De portas (re)abertas: as realidades e oportunidades para quem à antiga casa volta

O técnico Vanderlei Luxemburgo era aguardado ainda nesta quarta-feira (4) na Toca da Raposa II, em Belo Horizonte (MG), para sua reapresentação ao Cruzeiro – hoje um dos lanternas do Campeonato Brasileiro da Série B.
O veterano treinador retorna ao clube após seis anos de uma discreta passagem – entre junho e agosto de 2015 –, cuja contratação se sustentou à época por uma prestação de serviço histórica – os títulos levantados entre 2002 e 2004.
Este vai-e-vem de Luxemburgo no Cruzeiro – e com outros times –, comum no futebol entre técnicos, jogadores e clubes, é mais um entre muitos exemplos de profissionais que decidem retornar ao antigo emprego.
‘PORTAS ABERTAS’
Se voltou, é porque Luxemburgo deixou as ‘portas abertas’, como se costuma referir à condição daqueles(as) que são aceitos novamente por uma mesma empresa devido ao seu desligamento anterior, digamos, amistoso.
Por vezes, o desligamento se dá por um convite do tipo ‘irrecusável’ até da concorrência e a empresa atual, sem condições de cobrir a oferta, libera o colaborador com direito até a um ‘convite prévio’ de retorno.
Mas, nem sempre as portas se mantém abertas por circunstâncias que envolvem ambos os lados. Condições de trabalho inadequadas refutam bons colaboradores, ao tempo que prestadores de serviços incompetentes afastam bons empregadores.
CONVERSAS PARALELAS
Quem retorna a uma empresa precisa lidar com o que deixou para trás quando saiu. E aqui não necessariamente de trata de coisas, mas de relacionamentos. Empresas sérias prezam por ambientes saudáveis.
A manutenção da rotina respeitosa entre atuais e funcionários de volta à casa envolve o cuidado com as conversas no cafezinho. É importante evitar críticas relacionadas a outros colegas e chefes.

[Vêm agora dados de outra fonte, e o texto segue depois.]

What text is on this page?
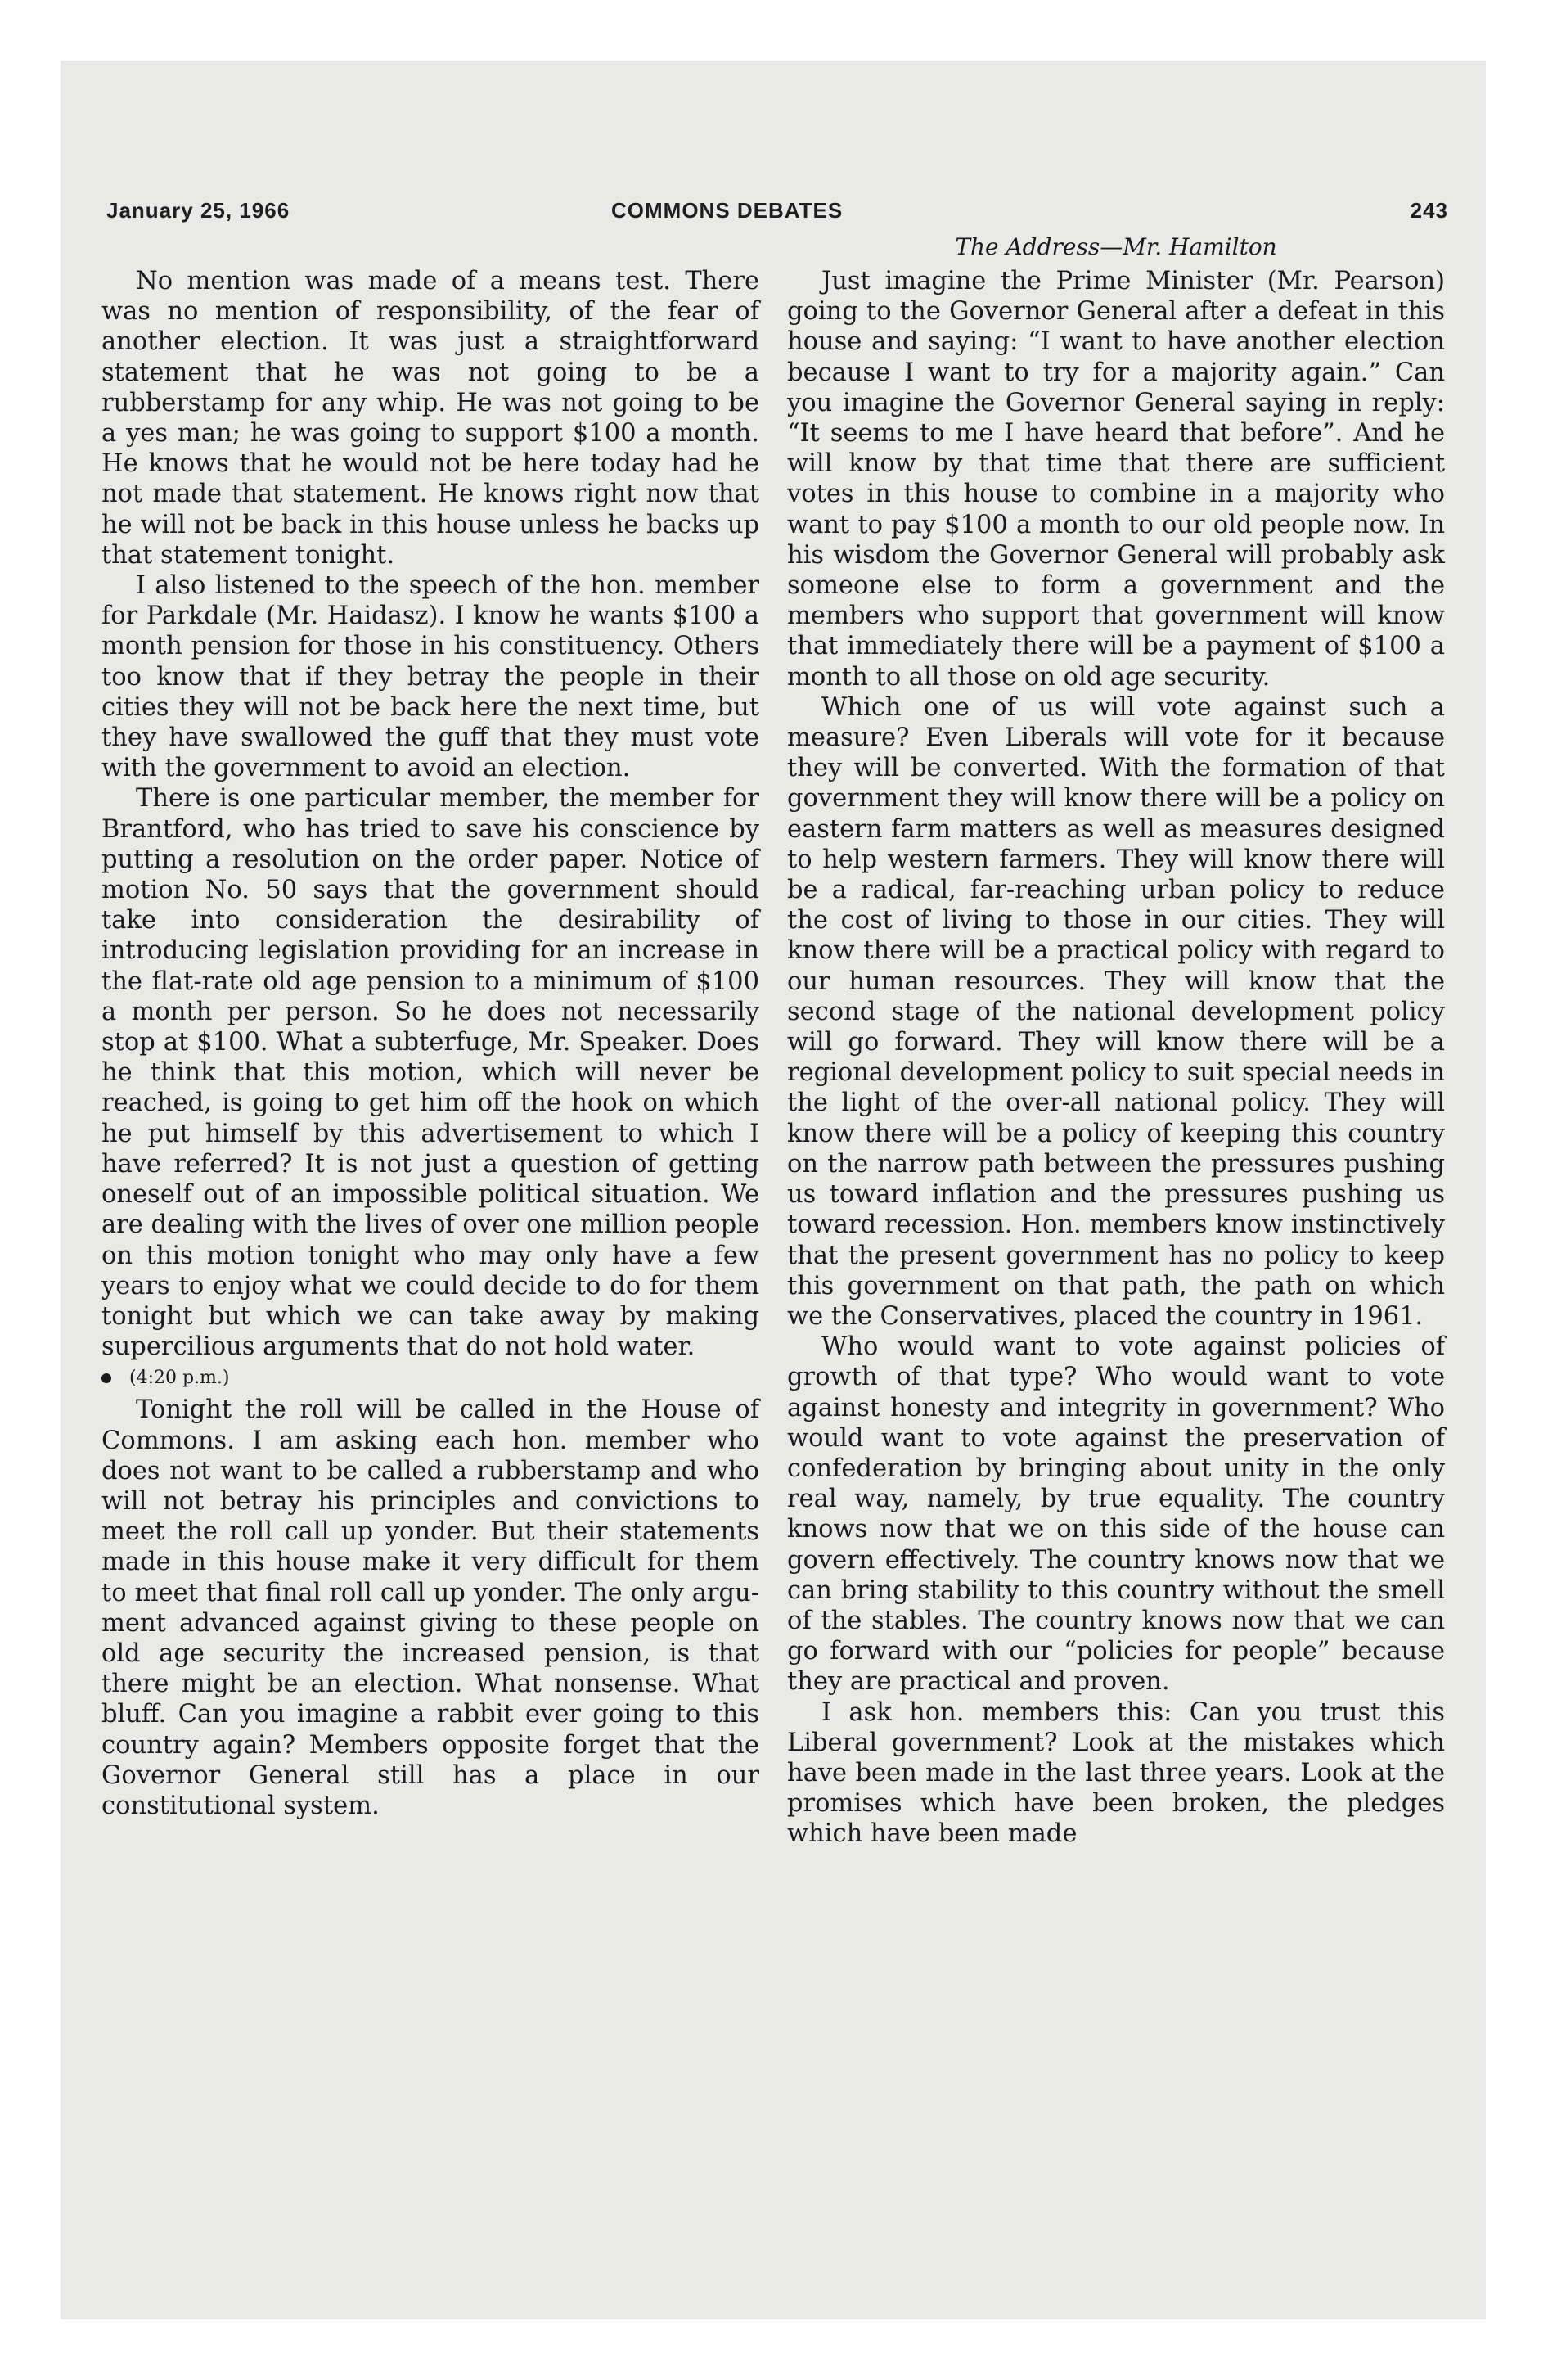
January 25, 1966	COMMONS DEBATES	243
The Address—Mr. Hamilton

No mention was made of a means test. There was no mention of responsibility, of the fear of another election. It was just a straightforward statement that he was not going to be a rubberstamp for any whip. He was not going to be a yes man; he was going to support $100 a month. He knows that he would not be here today had he not made that statement. He knows right now that he will not be back in this house unless he backs up that statement tonight.

I also listened to the speech of the hon. member for Parkdale (Mr. Haidasz). I know he wants $100 a month pension for those in his constituency. Others too know that if they betray the people in their cities they will not be back here the next time, but they have swallowed the guff that they must vote with the government to avoid an election.

There is one particular member, the member for Brantford, who has tried to save his conscience by putting a resolution on the order paper. Notice of motion No. 50 says that the government should take into consideration the desirability of introducing legislation providing for an increase in the flat-rate old age pension to a minimum of $100 a month per person. So he does not necessarily stop at $100. What a subterfuge, Mr. Speaker. Does he think that this motion, which will never be reached, is going to get him off the hook on which he put himself by this advertisement to which I have referred? It is not just a question of getting oneself out of an impossible political situation. We are dealing with the lives of over one million people on this motion tonight who may only have a few years to enjoy what we could decide to do for them tonight but which we can take away by making supercilious arguments that do not hold water.

(4:20 p.m.)

Tonight the roll will be called in the House of Commons. I am asking each hon. member who does not want to be called a rubberstamp and who will not betray his principles and convictions to meet the roll call up yonder. But their statements made in this house make it very difficult for them to meet that final roll call up yonder. The only argument advanced against giving to these people on old age security the increased pension, is that there might be an election. What nonsense. What bluff. Can you imagine a rabbit ever going to this country again? Members opposite forget that the Governor General still has a place in our constitutional system.

Just imagine the Prime Minister (Mr. Pearson) going to the Governor General after a defeat in this house and saying: “I want to have another election because I want to try for a majority again.” Can you imagine the Governor General saying in reply: “It seems to me I have heard that before”. And he will know by that time that there are sufficient votes in this house to combine in a majority who want to pay $100 a month to our old people now. In his wisdom the Governor General will probably ask someone else to form a government and the members who support that government will know that immediately there will be a payment of $100 a month to all those on old age security.

Which one of us will vote against such a measure? Even Liberals will vote for it because they will be converted. With the formation of that government they will know there will be a policy on eastern farm matters as well as measures designed to help western farmers. They will know there will be a radical, far-reaching urban policy to reduce the cost of living to those in our cities. They will know there will be a practical policy with regard to our human resources. They will know that the second stage of the national development policy will go forward. They will know there will be a regional development policy to suit special needs in the light of the over-all national policy. They will know there will be a policy of keeping this country on the narrow path between the pressures pushing us toward inflation and the pressures pushing us toward recession. Hon. members know instinctively that the present government has no policy to keep this government on that path, the path on which we the Conservatives, placed the country in 1961.

Who would want to vote against policies of growth of that type? Who would want to vote against honesty and integrity in government? Who would want to vote against the preservation of confederation by bringing about unity in the only real way, namely, by true equality. The country knows now that we on this side of the house can govern effectively. The country knows now that we can bring stability to this country without the smell of the stables. The country knows now that we can go forward with our “policies for people” because they are practical and proven.

I ask hon. members this: Can you trust this Liberal government? Look at the mistakes which have been made in the last three years. Look at the promises which have been broken, the pledges which have been made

É o tipo de assunto que deve ser resolvido com os próprios envolvidos, por ocasião do desligamento anterior da empresa. Se for para reencontrar o ex-chefe, que o relacionamento valha a pena pelo retorno.
EU, CHEFE(A)
Há casos em que o retorno à ex-empresa acontece em uma condição de ‘promoção’, seja já recebida em outra casa ou na que se volta, dada a experiência adquirida – somada a que já tinha do local onde já trabalhou.
Cabe lembrar que nem todo mundo tem o perfil para gerir processos e pessoas. Por isso, seja na condição de chefia ou operacional, o importante é manter uma comunicação objetiva e respeitosa com os colegas.
Até porque, quem retorna com um cargo de cartão de visitas geralmente precisa justificar a eventual ‘promoção de retorno’ tanto ou mais do que se estivesse retornando para o velho posto que ocupou um dia.
EU, EMPREENDEDOR(A)
Além de chefe(a), há outro ‘degrau’ de possível relação com o ex-patrão. É aquele quando o colaborador deixa a empresa para montar o próprio negócio e de funcionário torna-se prestador de serviço da antiga empresa.
Não por acaso, quem bate o ponto todo dia e sonha em trocar o holerite pelo pró-labore costuma ser mais pragmático nas relações de trabalho ciente de que o patrão de hoje pode ser o seu cliente de amanhã.
Portanto, o retorno ao antigo trabalho pode significar mais do que garantir um renda ou reencontrar velhos colegas: é uma oportunidade para se visualizar a possibilidade de mudar de status na sua relação com o trabalho e a profissão.